5. Know where the hospital billing managers go to decide what kind of upcoding they can get away with.

Most hospital billing guidelines, whether for Medicare or private insurers, are derived from a several-thousand-page manual published by the Centers for Medicare Services called the Medicare Claims Processing Manual. You can access it online at CMS.gov, although it is impenetrable. But here's a secret: There are lots of blogs out there written by the hospital coders that do the billing, and they blog about how to ensure a hospital can make their bill stand up to the payers—i.e., insurers—whose job is to negotiate the bill down.

6. Google GOOGL -0.39% like mad. Thirty minutes of informed search revealed that in order to bill for a trauma activation, the Medicare Claims Processing Manual, or MCPM, requires that the trauma team be activated either by EMS—an ambulance—or by an another hospital transferring the patient. This makes sense. If you want to bill $10,000 for a trauma team, you can't unilaterally decide that the patient required a trauma team. That would be like a supermarket being able to require you to buy $10,000 worth of chicken because they decide that's what you're hungry for.

7. Have the combined medical and legal knowledge to understand the implications of the coders' rules. Since we drove my son to the ER, the trauma-activation requirement was not met. This was a huge failing by my insurance company when it initially allowed the charge. Their adjusters should know that a payer shouldn't pay for a trauma activation unless there is documented evidence of an EMS or outside hospital activation.

I called the billing supervisor at the hospital. He was very friendly and professional and told me why the bill was valid.

8. Unleash the hounds. I let the billing supervisor speak for a moment, and then cut him off using the ammo I had acquired from billing-coders' blogs. "You billed a G0390 for trauma-team activation. But chapters 4 and 25 of the MCPM require there be EMS or outside hospital activation if you are billing a G0390. There was no such activation here. So here is what I need you to do: Remove that $10,000 charge and reissue the bill."

He was silent for a moment. And then he said, " Let me talk to my supervisor."

9. Be graceful in victory and realize you got lucky. To the hospital's immense credit, they sent a refund to our insurance company and reissued the bill without the $10,000 trauma activation. They could have refused. What would my recourse have been? To hire a lawyer? Try to interest my insurer in fighting over a measly $10,000 charge? That is a tiny line item in their book of business.

I believe in free-market solutions almost as strongly as I believe in abiding scientific principles such as relativity. I think the quality of care in the U.S., if you have the right insurance, is the finest in the world. As a biotech executive, I think the U.S. is responsible for driving more global medical innovation than any other nation.

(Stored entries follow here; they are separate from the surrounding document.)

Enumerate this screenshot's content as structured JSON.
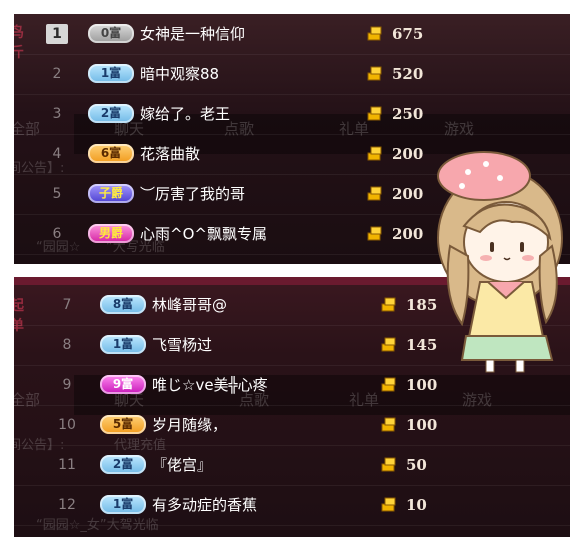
{
  "top_panel": {
    "ghost_tabs": [
      "聊天",
      "点歌",
      "礼单",
      "游戏"
    ],
    "ghost_left": [
      "全部",
      "间公告】:",
      "“园园☆",
      "”大写光临"
    ],
    "ghost_side": [
      "鸟",
      "斤"
    ],
    "rows": [
      {
        "rank": "1",
        "badge": "0富",
        "badge_style": "gray",
        "name": "女神是一种信仰",
        "score": "675"
      },
      {
        "rank": "2",
        "badge": "1富",
        "badge_style": "blue",
        "name": "暗中观察88",
        "score": "520"
      },
      {
        "rank": "3",
        "badge": "2富",
        "badge_style": "blue",
        "name": "嫁给了。老王",
        "score": "250"
      },
      {
        "rank": "4",
        "badge": "6富",
        "badge_style": "orange",
        "name": "花落曲散",
        "score": "200"
      },
      {
        "rank": "5",
        "badge": "子爵",
        "badge_style": "purple",
        "name": "︶厉害了我的哥",
        "score": "200"
      },
      {
        "rank": "6",
        "badge": "男爵",
        "badge_style": "pink",
        "name": "心雨^O^飘飘专属",
        "score": "200"
      }
    ]
  },
  "bottom_panel": {
    "ghost_tabs": [
      "聊天",
      "点歌",
      "礼单",
      "游戏"
    ],
    "ghost_left": [
      "全部",
      "间公告】:",
      "代理充值",
      "“园园☆_女”大驾光临"
    ],
    "ghost_side": [
      "起",
      "单"
    ],
    "rows": [
      {
        "rank": "7",
        "badge": "8富",
        "badge_style": "blue",
        "name": "林峰哥哥@",
        "score": "185"
      },
      {
        "rank": "8",
        "badge": "1富",
        "badge_style": "blue",
        "name": "飞雪杨过",
        "score": "145"
      },
      {
        "rank": "9",
        "badge": "9富",
        "badge_style": "magenta",
        "name": "唯じ☆ve美╬心疼",
        "score": "100"
      },
      {
        "rank": "10",
        "badge": "5富",
        "badge_style": "orange",
        "name": "岁月随缘，",
        "score": "100"
      },
      {
        "rank": "11",
        "badge": "2富",
        "badge_style": "blue",
        "name": "『佬宫』",
        "score": "50"
      },
      {
        "rank": "12",
        "badge": "1富",
        "badge_style": "blue",
        "name": "有多动症的香蕉",
        "score": "10"
      }
    ]
  },
  "icons": {
    "coin": "gold-coin-stack-icon",
    "mascot": "girl-with-beret-sticker"
  },
  "colors": {
    "panel_bg": "#1f0f14",
    "accent_red": "#6a1a2f",
    "score_text": "#f2e6d9"
  }
}
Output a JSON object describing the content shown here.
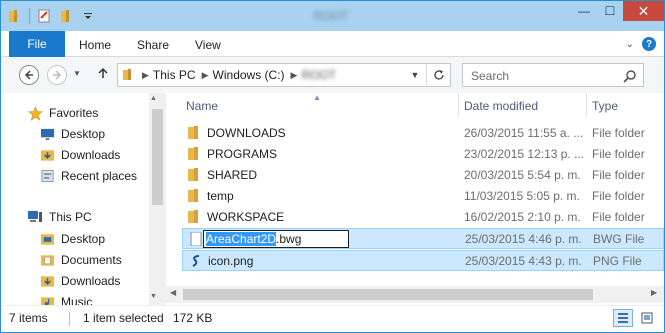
{
  "window": {
    "title": "ROOT",
    "controls": {
      "minimize": "—",
      "maximize": "☐",
      "close": "✕"
    }
  },
  "ribbon": {
    "file": "File",
    "tabs": [
      "Home",
      "Share",
      "View"
    ],
    "help": "?"
  },
  "address": {
    "crumbs": [
      "This PC",
      "Windows (C:)",
      "ROOT"
    ]
  },
  "search": {
    "placeholder": "Search"
  },
  "nav_pane": {
    "favorites_label": "Favorites",
    "favorites": [
      "Desktop",
      "Downloads",
      "Recent places"
    ],
    "this_pc_label": "This PC",
    "this_pc": [
      "Desktop",
      "Documents",
      "Downloads",
      "Music"
    ]
  },
  "columns": {
    "name": "Name",
    "date": "Date modified",
    "type": "Type"
  },
  "files": [
    {
      "name": "DOWNLOADS",
      "date": "26/03/2015 11:55 a. ...",
      "type": "File folder",
      "icon": "folder-icon"
    },
    {
      "name": "PROGRAMS",
      "date": "23/02/2015 12:13 p. ...",
      "type": "File folder",
      "icon": "folder-icon"
    },
    {
      "name": "SHARED",
      "date": "20/03/2015 5:54 p. m.",
      "type": "File folder",
      "icon": "folder-icon"
    },
    {
      "name": "temp",
      "date": "11/03/2015 5:05 p. m.",
      "type": "File folder",
      "icon": "folder-icon"
    },
    {
      "name": "WORKSPACE",
      "date": "16/02/2015 2:10 p. m.",
      "type": "File folder",
      "icon": "folder-icon"
    },
    {
      "name_selected": "AreaChart2D",
      "name_ext": ".bwg",
      "date": "25/03/2015 4:46 p. m.",
      "type": "BWG File",
      "icon": "document-icon"
    },
    {
      "name": "icon.png",
      "date": "25/03/2015 4:43 p. m.",
      "type": "PNG File",
      "icon": "png-file-icon"
    }
  ],
  "status": {
    "items": "7 items",
    "selected": "1 item selected",
    "size": "172 KB"
  },
  "colors": {
    "accent": "#1979ca",
    "title_bar": "#a9d1f0",
    "selection": "#cce8ff",
    "close": "#c7483c",
    "folder": "#e8b84a"
  }
}
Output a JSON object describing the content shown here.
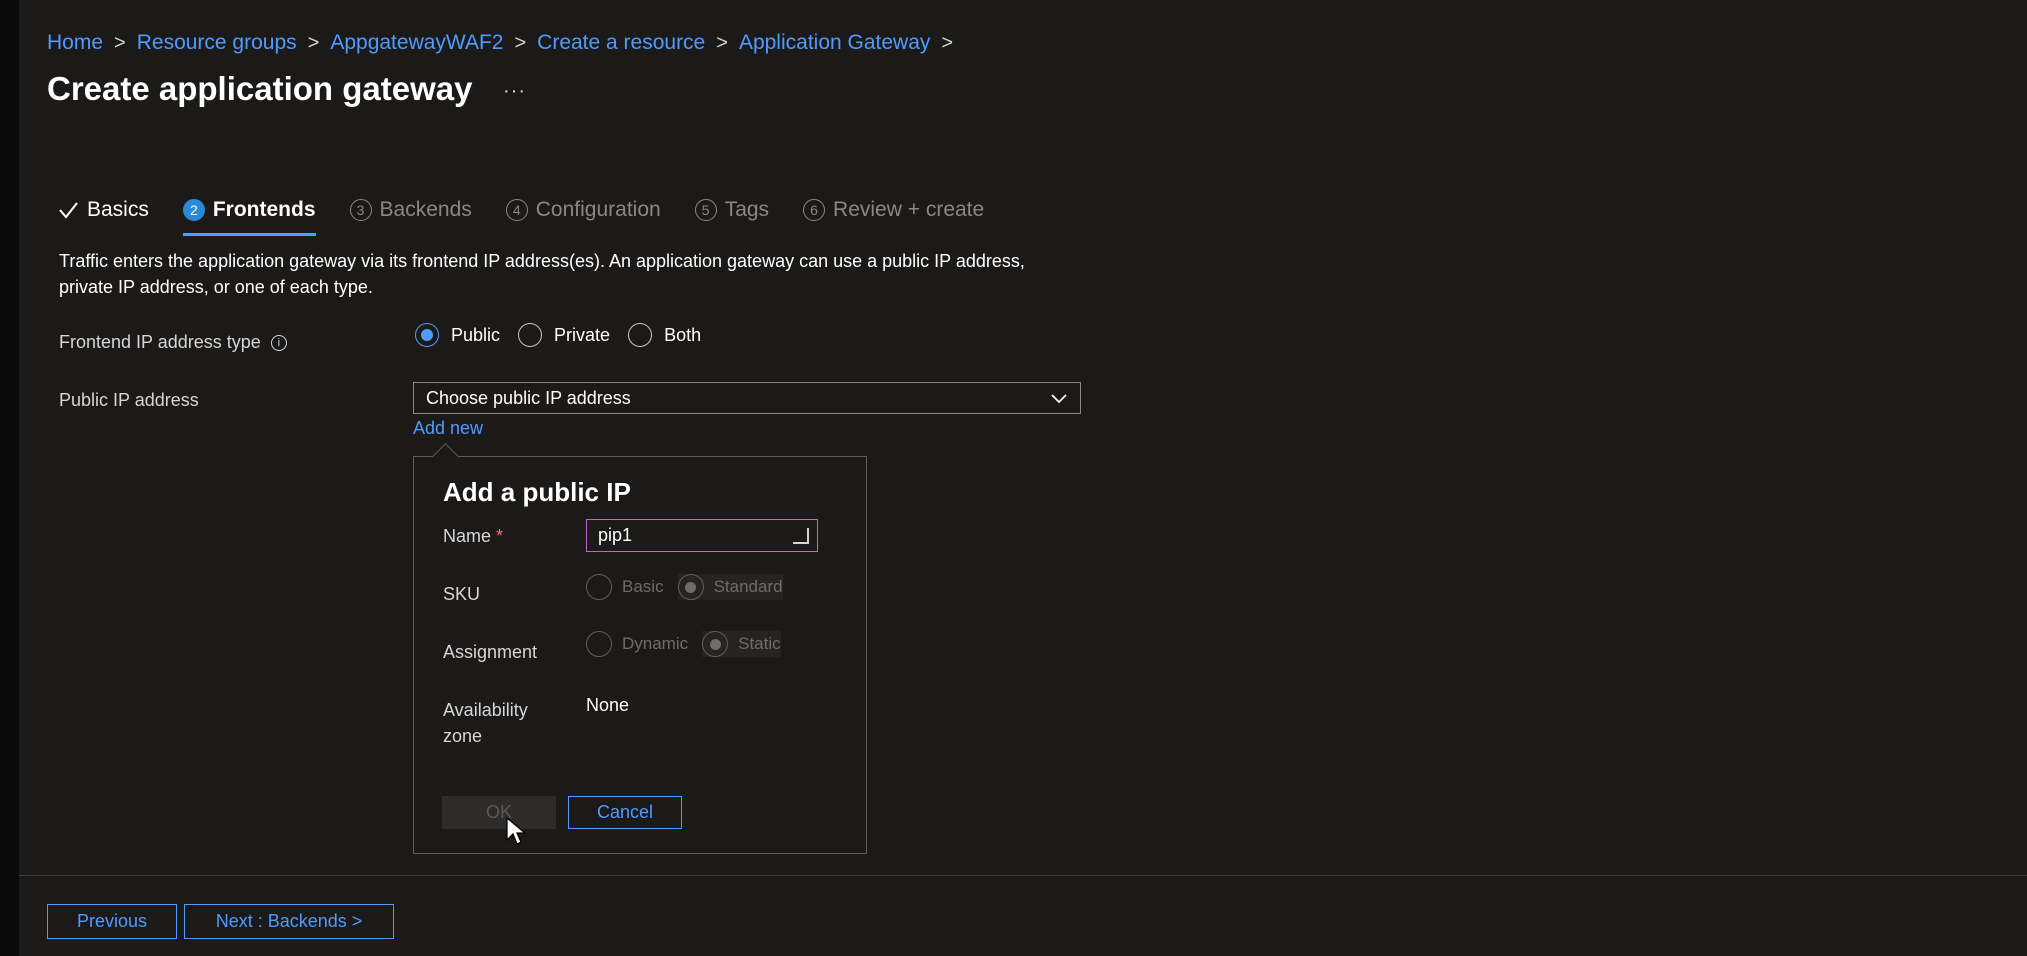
{
  "breadcrumb": {
    "items": [
      "Home",
      "Resource groups",
      "AppgatewayWAF2",
      "Create a resource",
      "Application Gateway"
    ],
    "separator": ">"
  },
  "page": {
    "title": "Create application gateway",
    "more": "···"
  },
  "tabs": [
    {
      "num": "",
      "label": "Basics",
      "state": "done"
    },
    {
      "num": "2",
      "label": "Frontends",
      "state": "active"
    },
    {
      "num": "3",
      "label": "Backends",
      "state": "todo"
    },
    {
      "num": "4",
      "label": "Configuration",
      "state": "todo"
    },
    {
      "num": "5",
      "label": "Tags",
      "state": "todo"
    },
    {
      "num": "6",
      "label": "Review + create",
      "state": "todo"
    }
  ],
  "description": "Traffic enters the application gateway via its frontend IP address(es). An application gateway can use a public IP address, private IP address, or one of each type.",
  "frontend_type": {
    "label": "Frontend IP address type",
    "info_icon": "i",
    "options": [
      "Public",
      "Private",
      "Both"
    ],
    "selected": "Public"
  },
  "public_ip": {
    "label": "Public IP address",
    "placeholder": "Choose public IP address",
    "add_new": "Add new"
  },
  "callout": {
    "title": "Add a public IP",
    "name_label": "Name",
    "required_mark": "*",
    "name_value": "pip1",
    "sku_label": "SKU",
    "sku_options": [
      "Basic",
      "Standard"
    ],
    "sku_selected": "Standard",
    "assignment_label": "Assignment",
    "assignment_options": [
      "Dynamic",
      "Static"
    ],
    "assignment_selected": "Static",
    "zone_label_line1": "Availability",
    "zone_label_line2": "zone",
    "zone_value": "None",
    "ok": "OK",
    "cancel": "Cancel"
  },
  "footer": {
    "previous": "Previous",
    "next": "Next : Backends >"
  },
  "colors": {
    "accent": "#4f9bff",
    "background": "#1b1a19",
    "active_step": "#2b88d8"
  }
}
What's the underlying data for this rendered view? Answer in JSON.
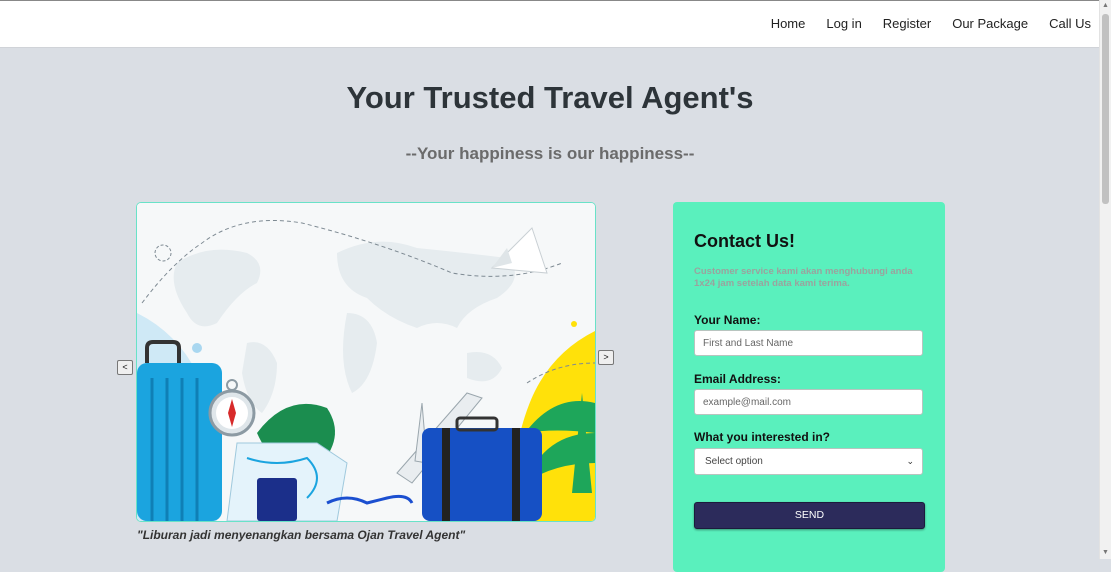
{
  "nav": {
    "links": [
      "Home",
      "Log in",
      "Register",
      "Our Package",
      "Call Us"
    ]
  },
  "hero": {
    "title": "Your Trusted Travel Agent's",
    "subtitle": "--Your happiness is our happiness--"
  },
  "carousel": {
    "prev_label": "<",
    "next_label": ">",
    "caption": "\"Liburan jadi menyenangkan bersama Ojan Travel Agent\""
  },
  "contact": {
    "title": "Contact Us!",
    "description": "Customer service kami akan menghubungi anda 1x24 jam setelah data kami terima.",
    "name_label": "Your Name:",
    "name_placeholder": "First and Last Name",
    "email_label": "Email Address:",
    "email_placeholder": "example@mail.com",
    "interest_label": "What you interested in?",
    "interest_selected": "Select option",
    "send_label": "SEND"
  },
  "colors": {
    "page_bg": "#dadee4",
    "contact_bg": "#5af0bd",
    "send_bg": "#2c2b5b",
    "carousel_border": "#69e2c8"
  },
  "icons": {
    "prev": "chevron-left-icon",
    "next": "chevron-right-icon",
    "select": "chevron-down-icon"
  }
}
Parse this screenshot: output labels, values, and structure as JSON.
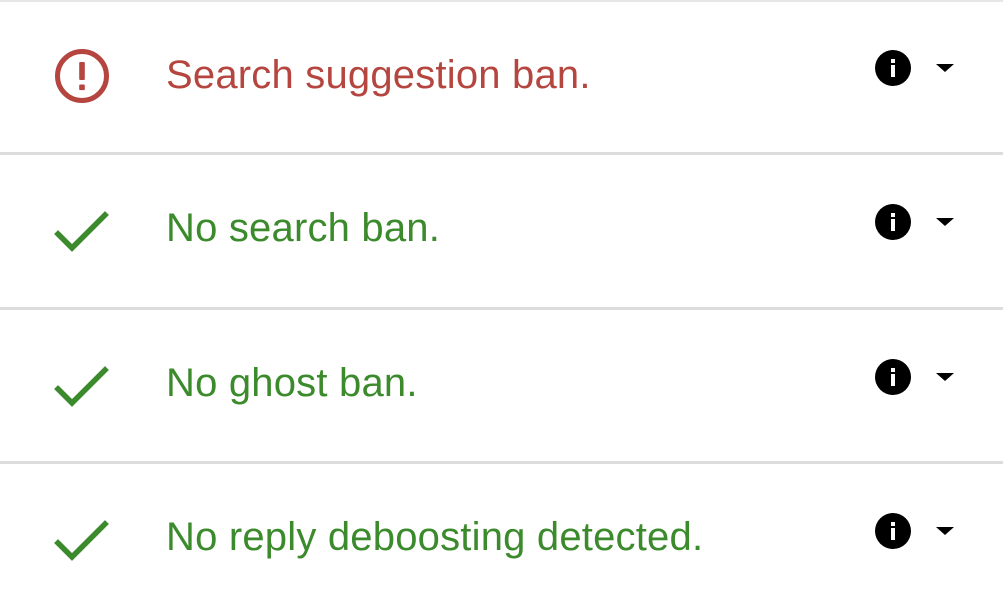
{
  "colors": {
    "error": "#b5453f",
    "success": "#3b8a2c",
    "icon_dark": "#000000",
    "divider": "#dcdcdc"
  },
  "results": [
    {
      "status": "error",
      "status_icon": "alert-circle-icon",
      "label": "Search suggestion ban.",
      "info_icon": "info-icon",
      "expand_icon": "caret-down-icon"
    },
    {
      "status": "success",
      "status_icon": "check-icon",
      "label": "No search ban.",
      "info_icon": "info-icon",
      "expand_icon": "caret-down-icon"
    },
    {
      "status": "success",
      "status_icon": "check-icon",
      "label": "No ghost ban.",
      "info_icon": "info-icon",
      "expand_icon": "caret-down-icon"
    },
    {
      "status": "success",
      "status_icon": "check-icon",
      "label": "No reply deboosting detected.",
      "info_icon": "info-icon",
      "expand_icon": "caret-down-icon"
    }
  ]
}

But our actual delivery system is just a mess. The new Affordable Care Act is just "a complex and somewhat ugly patch on a complex and somewhat ugly system," as Princeton economist Uwe Reinhardt put it. Nothing will change until we shift incentives away from overuse and upcoding, but both Democrats and Republicans have spent more of their time attempting to scare their constituencies than they have deeply examining incentives and proposing any solutions—free market or otherwise. Which leads me to:

Step 10. Skip medical school and law school and get your child a helmet.